CentOS List wrote:
CentOS List wrote:
I am running raid 1 on a centos 4.4. One of the harddisk (sda1)
failed. How can i carry on running the server using only sda2?
Generate a grub floppy and use that to load the grub menu from the
sdb (probably now sda) disk.
If you are really talking about sda1 and sda2, those are
partitions on the same disk.
Is there a detail step by step howto? The raid 1 has no LVM. just
md0, md1 and md2. md0 is /boot, md1 is swap and md2 is the storage.
I had replace sba with a new disk. I tried to boot up and it says
kernel panic. How am i going to reconstruct the raid and sync sdb
to sda?
It might be easier to swap the old sdb into the sda position so
you'll boot from it, but you should also be able to boot the install
cd with
If swapped and booted, and got a kernel panic error.

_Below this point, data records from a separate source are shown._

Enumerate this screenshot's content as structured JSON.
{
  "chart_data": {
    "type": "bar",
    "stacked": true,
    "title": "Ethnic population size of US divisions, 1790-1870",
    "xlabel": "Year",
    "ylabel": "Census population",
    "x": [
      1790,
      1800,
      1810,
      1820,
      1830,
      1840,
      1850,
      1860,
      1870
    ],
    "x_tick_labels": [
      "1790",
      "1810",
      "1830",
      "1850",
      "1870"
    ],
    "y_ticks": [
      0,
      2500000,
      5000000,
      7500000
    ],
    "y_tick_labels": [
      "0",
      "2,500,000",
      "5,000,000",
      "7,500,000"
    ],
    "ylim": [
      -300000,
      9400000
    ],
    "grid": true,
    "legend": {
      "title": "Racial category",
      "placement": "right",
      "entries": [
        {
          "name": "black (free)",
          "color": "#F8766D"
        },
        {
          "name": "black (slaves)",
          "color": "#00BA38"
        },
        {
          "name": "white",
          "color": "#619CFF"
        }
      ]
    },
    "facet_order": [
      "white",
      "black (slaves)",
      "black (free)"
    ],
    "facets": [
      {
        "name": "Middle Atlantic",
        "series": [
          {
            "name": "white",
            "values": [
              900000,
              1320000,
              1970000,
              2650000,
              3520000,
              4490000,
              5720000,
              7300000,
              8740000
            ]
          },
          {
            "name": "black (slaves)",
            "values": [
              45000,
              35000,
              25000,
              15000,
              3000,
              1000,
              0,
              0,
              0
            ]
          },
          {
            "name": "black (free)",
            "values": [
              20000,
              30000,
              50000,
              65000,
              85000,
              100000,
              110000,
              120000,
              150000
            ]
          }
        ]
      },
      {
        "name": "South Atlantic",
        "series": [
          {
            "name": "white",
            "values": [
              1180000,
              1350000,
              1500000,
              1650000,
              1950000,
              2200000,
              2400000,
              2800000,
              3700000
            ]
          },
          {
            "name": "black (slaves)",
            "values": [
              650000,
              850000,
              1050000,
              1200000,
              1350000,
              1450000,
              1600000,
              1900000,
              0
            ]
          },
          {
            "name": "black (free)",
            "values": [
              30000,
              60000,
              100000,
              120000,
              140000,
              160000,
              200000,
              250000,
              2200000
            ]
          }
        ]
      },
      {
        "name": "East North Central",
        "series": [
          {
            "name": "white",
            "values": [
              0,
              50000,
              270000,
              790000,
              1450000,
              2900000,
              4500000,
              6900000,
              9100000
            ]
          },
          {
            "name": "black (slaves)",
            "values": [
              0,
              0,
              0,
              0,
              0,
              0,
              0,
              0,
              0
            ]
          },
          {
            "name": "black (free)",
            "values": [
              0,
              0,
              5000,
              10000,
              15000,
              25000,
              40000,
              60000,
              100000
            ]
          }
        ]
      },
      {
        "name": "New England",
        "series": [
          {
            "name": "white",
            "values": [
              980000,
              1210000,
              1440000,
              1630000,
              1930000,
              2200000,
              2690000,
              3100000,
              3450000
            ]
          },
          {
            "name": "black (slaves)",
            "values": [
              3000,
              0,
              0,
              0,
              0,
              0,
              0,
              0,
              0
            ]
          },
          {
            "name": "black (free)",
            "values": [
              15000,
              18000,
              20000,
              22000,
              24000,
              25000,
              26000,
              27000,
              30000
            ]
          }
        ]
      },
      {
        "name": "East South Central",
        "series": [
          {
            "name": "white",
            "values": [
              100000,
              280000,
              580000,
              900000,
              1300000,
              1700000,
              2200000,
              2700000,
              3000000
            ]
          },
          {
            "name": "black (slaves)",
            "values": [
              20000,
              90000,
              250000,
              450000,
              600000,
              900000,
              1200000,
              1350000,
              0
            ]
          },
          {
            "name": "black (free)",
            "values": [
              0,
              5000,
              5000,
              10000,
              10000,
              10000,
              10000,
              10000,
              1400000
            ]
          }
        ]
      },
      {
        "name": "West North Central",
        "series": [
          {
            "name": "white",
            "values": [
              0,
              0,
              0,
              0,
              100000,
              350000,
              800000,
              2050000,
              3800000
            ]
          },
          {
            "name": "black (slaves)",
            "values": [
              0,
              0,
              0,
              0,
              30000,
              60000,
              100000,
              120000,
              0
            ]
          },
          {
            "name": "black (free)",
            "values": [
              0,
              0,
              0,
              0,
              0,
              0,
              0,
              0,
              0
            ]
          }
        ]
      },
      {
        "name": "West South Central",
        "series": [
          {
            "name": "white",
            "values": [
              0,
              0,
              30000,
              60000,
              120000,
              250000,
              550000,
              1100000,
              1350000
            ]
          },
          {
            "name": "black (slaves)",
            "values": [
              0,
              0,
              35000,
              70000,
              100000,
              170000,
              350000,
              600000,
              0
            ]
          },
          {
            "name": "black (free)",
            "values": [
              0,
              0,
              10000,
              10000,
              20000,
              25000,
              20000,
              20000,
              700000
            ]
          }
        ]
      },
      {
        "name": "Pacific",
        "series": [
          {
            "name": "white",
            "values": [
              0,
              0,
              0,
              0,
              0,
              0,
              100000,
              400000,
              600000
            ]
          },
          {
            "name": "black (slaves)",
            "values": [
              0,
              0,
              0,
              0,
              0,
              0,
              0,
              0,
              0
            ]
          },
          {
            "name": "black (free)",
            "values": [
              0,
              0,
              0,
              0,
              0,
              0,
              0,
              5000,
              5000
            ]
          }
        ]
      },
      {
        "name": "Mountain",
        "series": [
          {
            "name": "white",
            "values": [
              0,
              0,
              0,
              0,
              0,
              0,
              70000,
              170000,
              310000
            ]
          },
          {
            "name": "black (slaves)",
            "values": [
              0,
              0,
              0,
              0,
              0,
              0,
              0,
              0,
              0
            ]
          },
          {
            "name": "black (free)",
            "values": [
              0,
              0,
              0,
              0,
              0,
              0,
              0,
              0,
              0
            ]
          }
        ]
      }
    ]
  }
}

'linux rescue' at the boot prompt, let it detect and mount your
system (which will be the 'broken' raid devices with their single
members),
If i use linux rescue, The 3 mds I created are gone. /cat
/proc/mdstat says Personalitlies: [raid0] [raid1] [raid5] [raid6], no
longer Personalities : [raid1]
Perhaps your raid wasn't really working the way you thought before.
From the rescue boot, does fdisk show the 3 partitions on the old disk
with type 'fd'? Can you mount the old /boot and / partitions
somewhere by hand? You should be able to do this with the /dev/sda1
and /dev/sda3 device names if the md devices aren't detected at boot.
cat /proc/partitions still shows me the 3 partitions.
Does fdisk say that they are type 'fd'(raid autodetect)?
Yes. There are 3 fd (raid autodetect)
I actually copied
/boot to the "replaced disk" and it is able to boot up, but without any
filesystem, so i guess the boot is still intact. So do i need to mount
/boot and /?
If you can get the original partitions to be detected as their md
devices you should fdisk matching partitions on the replacement disk,
then 'mdadm --add ...' to add them and they will automatically sync up.
So I just have to manually add md to the 3 partitions?